Tracking changes to content on a section or paragraph level helps product managers ensure information is always up to date with regulations while guaranteeing they can see when changes were made.

2. Collaboration and single sourcing

A CCMS provides insurance companies with single sourcing and reuse. Single sourcing allows product managers to store and manage the same insurance documentation for different languages and markets in one place, reducing time spent on creating, managing, and localizing content.

Continuing our example of the travel insurance company, we know that the company develops policy documents that include policy wording, terms and conditions, coverage summaries, and disclosure statements. These documents outline the policy features, limitations, exclusions, claims procedures, and other important details that customers need to understand before purchasing the insurance product.

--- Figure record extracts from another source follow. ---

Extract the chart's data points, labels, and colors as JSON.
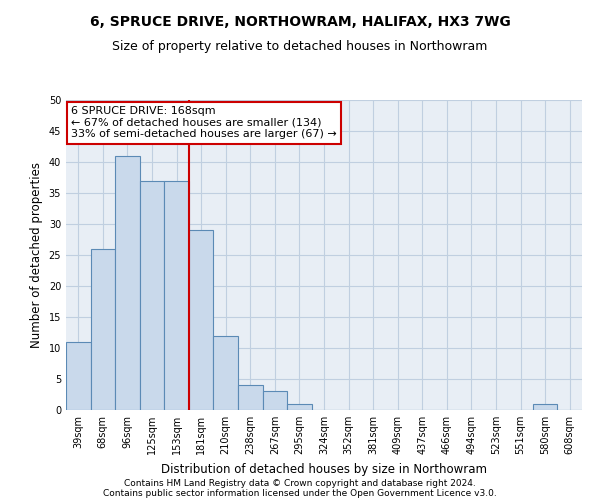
{
  "title1": "6, SPRUCE DRIVE, NORTHOWRAM, HALIFAX, HX3 7WG",
  "title2": "Size of property relative to detached houses in Northowram",
  "xlabel": "Distribution of detached houses by size in Northowram",
  "ylabel": "Number of detached properties",
  "footer1": "Contains HM Land Registry data © Crown copyright and database right 2024.",
  "footer2": "Contains public sector information licensed under the Open Government Licence v3.0.",
  "bin_labels": [
    "39sqm",
    "68sqm",
    "96sqm",
    "125sqm",
    "153sqm",
    "181sqm",
    "210sqm",
    "238sqm",
    "267sqm",
    "295sqm",
    "324sqm",
    "352sqm",
    "381sqm",
    "409sqm",
    "437sqm",
    "466sqm",
    "494sqm",
    "523sqm",
    "551sqm",
    "580sqm",
    "608sqm"
  ],
  "bar_values": [
    11,
    26,
    41,
    37,
    37,
    29,
    12,
    4,
    3,
    1,
    0,
    0,
    0,
    0,
    0,
    0,
    0,
    0,
    0,
    1,
    0
  ],
  "bar_color": "#c9d9eb",
  "bar_edge_color": "#5b8ab5",
  "grid_color": "#c0cfe0",
  "background_color": "#e8eef5",
  "vline_x": 4.5,
  "vline_color": "#cc0000",
  "annotation_text": "6 SPRUCE DRIVE: 168sqm\n← 67% of detached houses are smaller (134)\n33% of semi-detached houses are larger (67) →",
  "annotation_box_color": "#ffffff",
  "annotation_box_edge": "#cc0000",
  "ylim": [
    0,
    50
  ],
  "yticks": [
    0,
    5,
    10,
    15,
    20,
    25,
    30,
    35,
    40,
    45,
    50
  ],
  "title_fontsize": 10,
  "subtitle_fontsize": 9,
  "axis_label_fontsize": 8.5,
  "tick_fontsize": 7,
  "annotation_fontsize": 8,
  "footer_fontsize": 6.5
}
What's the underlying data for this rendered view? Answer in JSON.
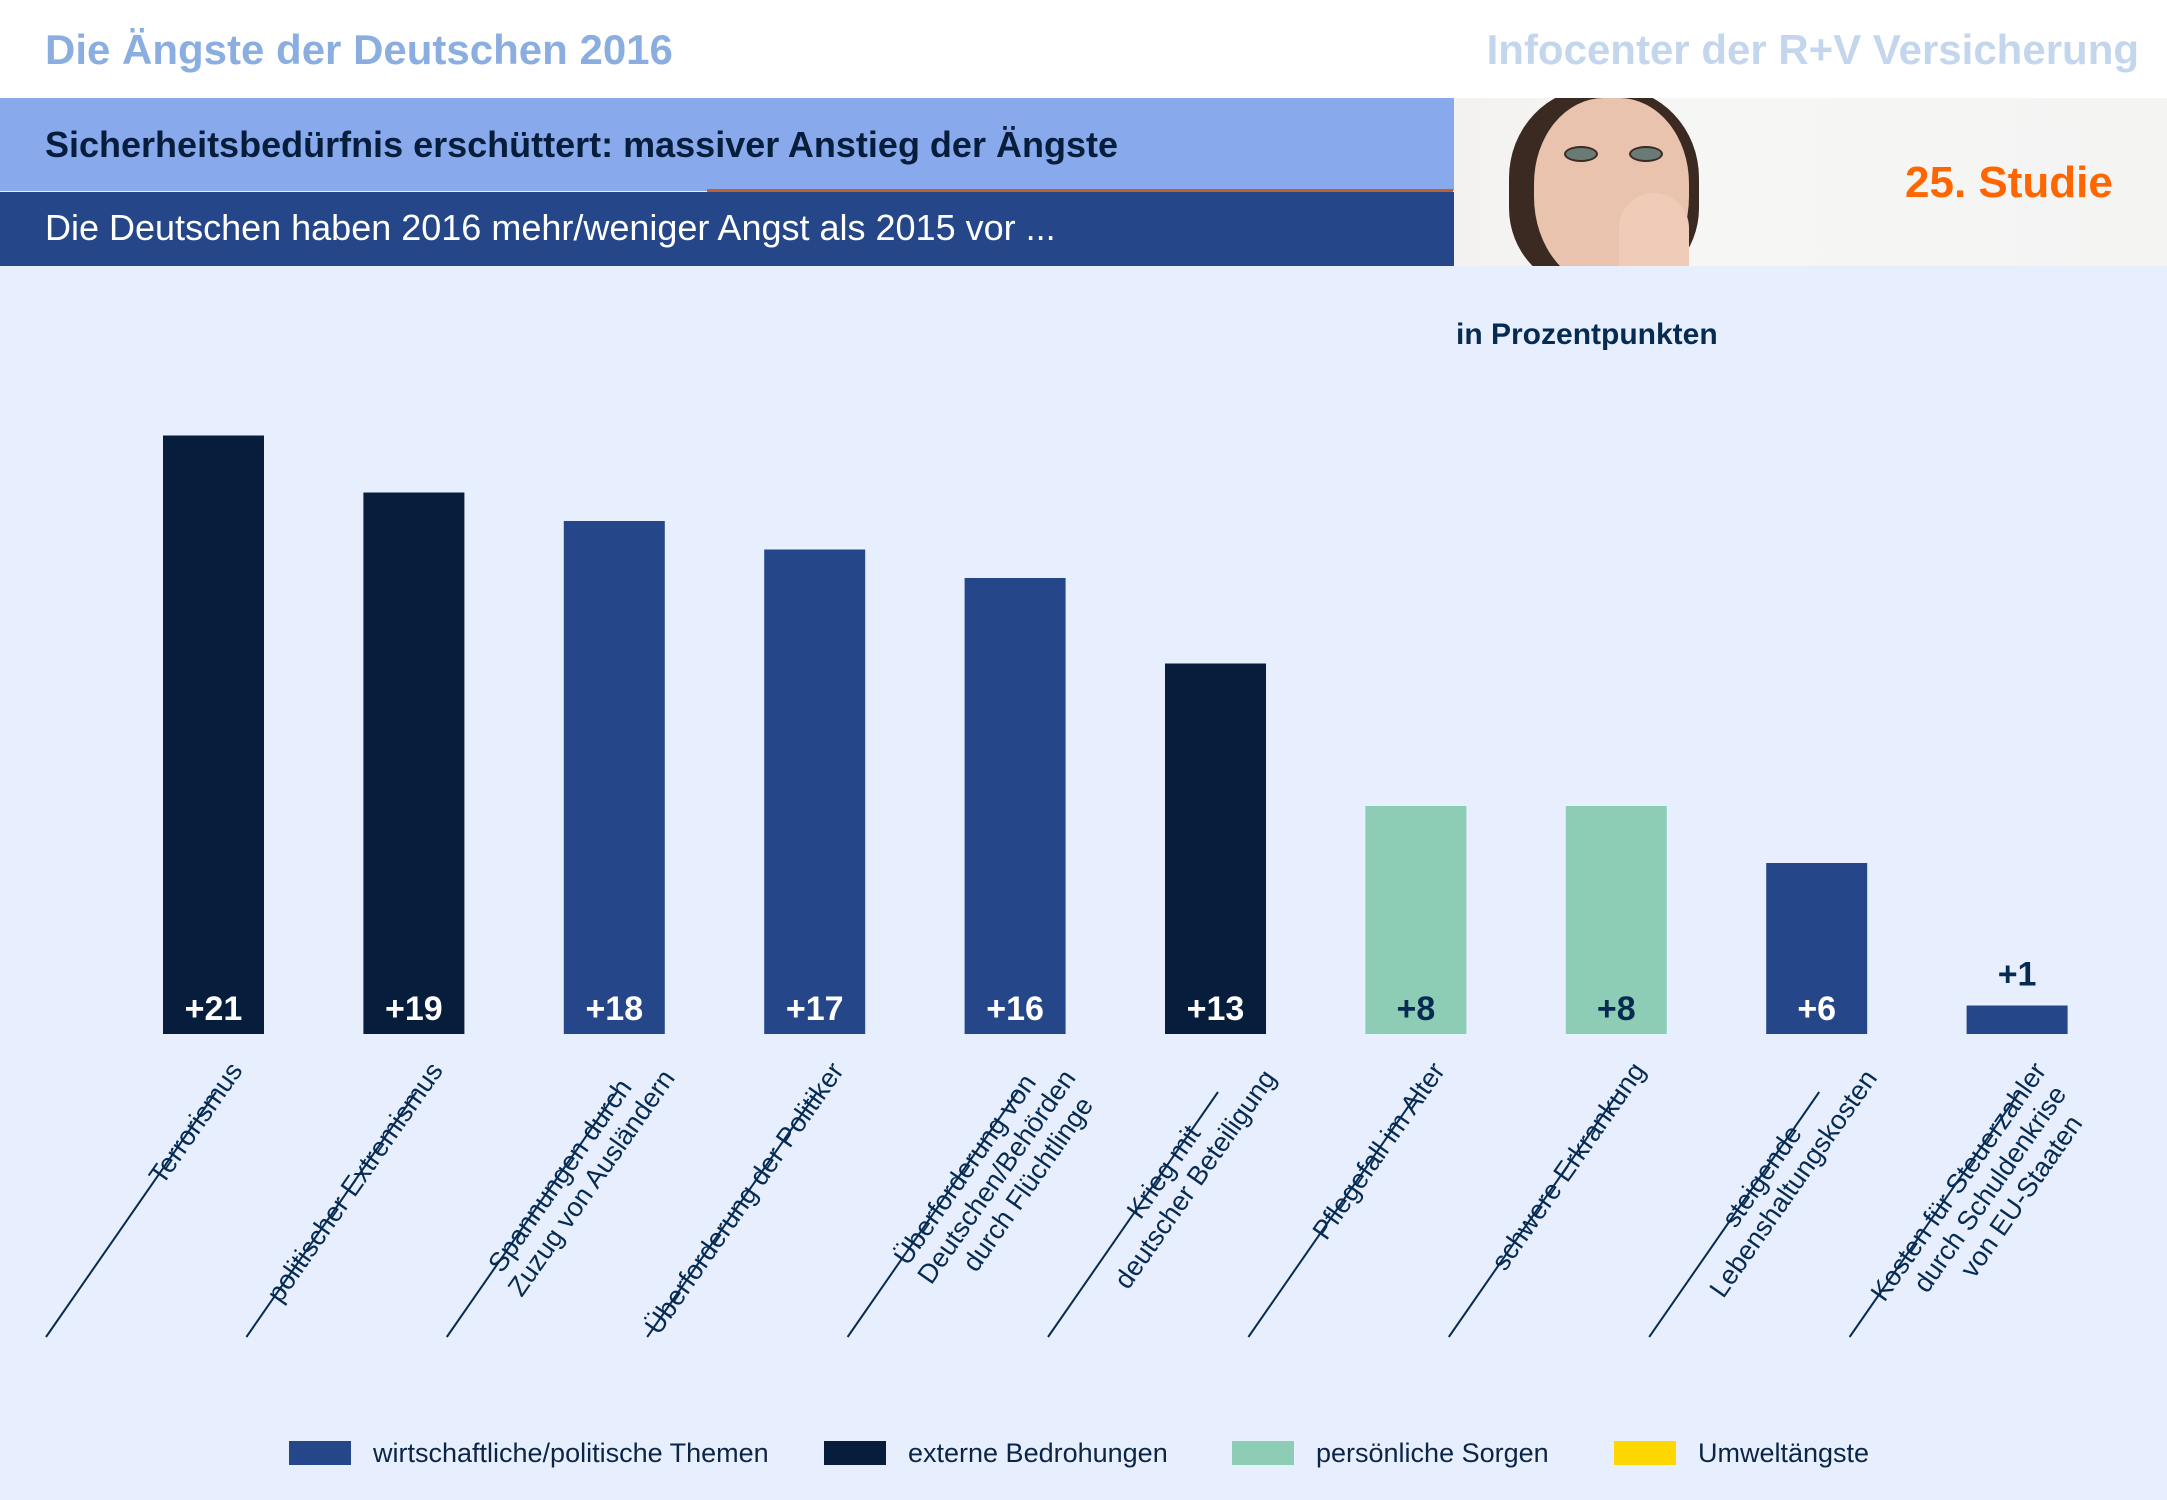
{
  "header": {
    "title": "Die Ängste der Deutschen 2016",
    "brand": "Infocenter der R+V Versicherung",
    "headline": "Sicherheitsbedürfnis erschüttert:  massiver Anstieg der Ängste",
    "subline": "Die Deutschen haben 2016 mehr/weniger Angst als 2015 vor ...",
    "study": "25. Studie",
    "photo": "worried-woman-photo"
  },
  "colors": {
    "wirtschaftlich": "#25478a",
    "extern": "#061d3c",
    "persoenlich": "#8ecdb5",
    "umwelt": "#ffd700",
    "accent": "#ff6600"
  },
  "chart_data": {
    "type": "bar",
    "title": "Die Deutschen haben 2016 mehr/weniger Angst als 2015 vor ...",
    "unit_label": "in Prozentpunkten",
    "xlabel": "",
    "ylabel": "in Prozentpunkten",
    "ylim": [
      0,
      21
    ],
    "grid": false,
    "legend_position": "bottom",
    "categories": [
      [
        "Terrorismus"
      ],
      [
        "politischer Extremismus"
      ],
      [
        "Spannungen durch",
        "Zuzug von Ausländern"
      ],
      [
        "Überforderung der Politiker"
      ],
      [
        "Überforderung von",
        "Deutschen/Behörden",
        "durch Flüchtlinge"
      ],
      [
        "Krieg mit",
        "deutscher Beteiligung"
      ],
      [
        "Pflegefall im Alter"
      ],
      [
        "schwere Erkrankung"
      ],
      [
        "steigende",
        "Lebenshaltungskosten"
      ],
      [
        "Kosten für Steuerzahler",
        "durch Schuldenkrise",
        "von EU-Staaten"
      ]
    ],
    "values": [
      21,
      19,
      18,
      17,
      16,
      13,
      8,
      8,
      6,
      1
    ],
    "value_labels": [
      "+21",
      "+19",
      "+18",
      "+17",
      "+16",
      "+13",
      "+8",
      "+8",
      "+6",
      "+1"
    ],
    "groups": [
      "extern",
      "extern",
      "wirtschaftlich",
      "wirtschaftlich",
      "wirtschaftlich",
      "extern",
      "persoenlich",
      "persoenlich",
      "wirtschaftlich",
      "wirtschaftlich"
    ],
    "legend": [
      {
        "key": "wirtschaftlich",
        "label": "wirtschaftliche/politische Themen"
      },
      {
        "key": "extern",
        "label": "externe Bedrohungen"
      },
      {
        "key": "persoenlich",
        "label": "persönliche Sorgen"
      },
      {
        "key": "umwelt",
        "label": "Umweltängste"
      }
    ]
  }
}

But a policy document isn’t created by one person alone. An author may create a policy document, but it must be reviewed by others to ensure it is accurate. Sending a Word document around to the appropriate people for review and approval is a time-consuming and error-prone process.

A better alternative is to give everyone access to the policy in the CCMS and allow them to seamlessly collaborate in that space, based on their roles and permissions.

Paligo equips authors with that workspace, and simplifies how they collaborate, regardless of their physical location. Reviewers can log into the system, comment on changes and make edits. Once the review is complete, the content is sent for translation (if required).

3. Managing languages and global market requirements

Insurance companies must comply with complex regulations and manage policies and procedures across multiple languages and markets. Without a CCMS, this would require managing multiple versions of each policy that reflect regional compliance differences as well as different languages.

The Paligo CCMS eliminates the need to manage multiple copies of complete policies, since all content is managed in simple topics, paragraphs, lists, or other components. It supports variables and filters that allow you to easily replace small pieces of text (like a product name or a broker or agent name) within a section without duplicating the content.

Variables and filters also help regional language differences. It’s possible to quickly adapt content to different locales while maintaining accuracy between versions.

Also, Paligo facilitates smooth translation processes through a built-in translation editor, as well as through integrations with translation services. Translation workflows ensure content is tracked and translated in a timely manner. And, because the content is structured, it is only translated once, allowing product managers to quickly get their policies out to multiple markets.

4. Publish policies and procedures everywhere

Insurance companies distribute policies in different ways. A policy might be published to an online customer portal, emailed as a PDF, or printed and mailed to a customer.

Some insurance companies are also required by law to make their policies available in multiple languages. The best way to do this is to have one policy document that includes each language required.

Paligo makes it easy to create multiple publishing channels and distribute policies and procedures wherever needed. By using variables and profiling, product managers can set publishing parameters for a policy to include multiple languages and customize an output for a particular product and audience. You can even save publishing presets for future use.

Streamlining insurance documentation with Paligo: overcoming challenges and achieving efficiency

Insurance companies face significant challenges in managing policies and procedures efficiently and compliantly. A component content management system, such as Paligo, offers a solution for streamlining insurance documentation. By adopting a structured authoring approach and working with components, insurance companies can accelerate document creation and ensure consistency.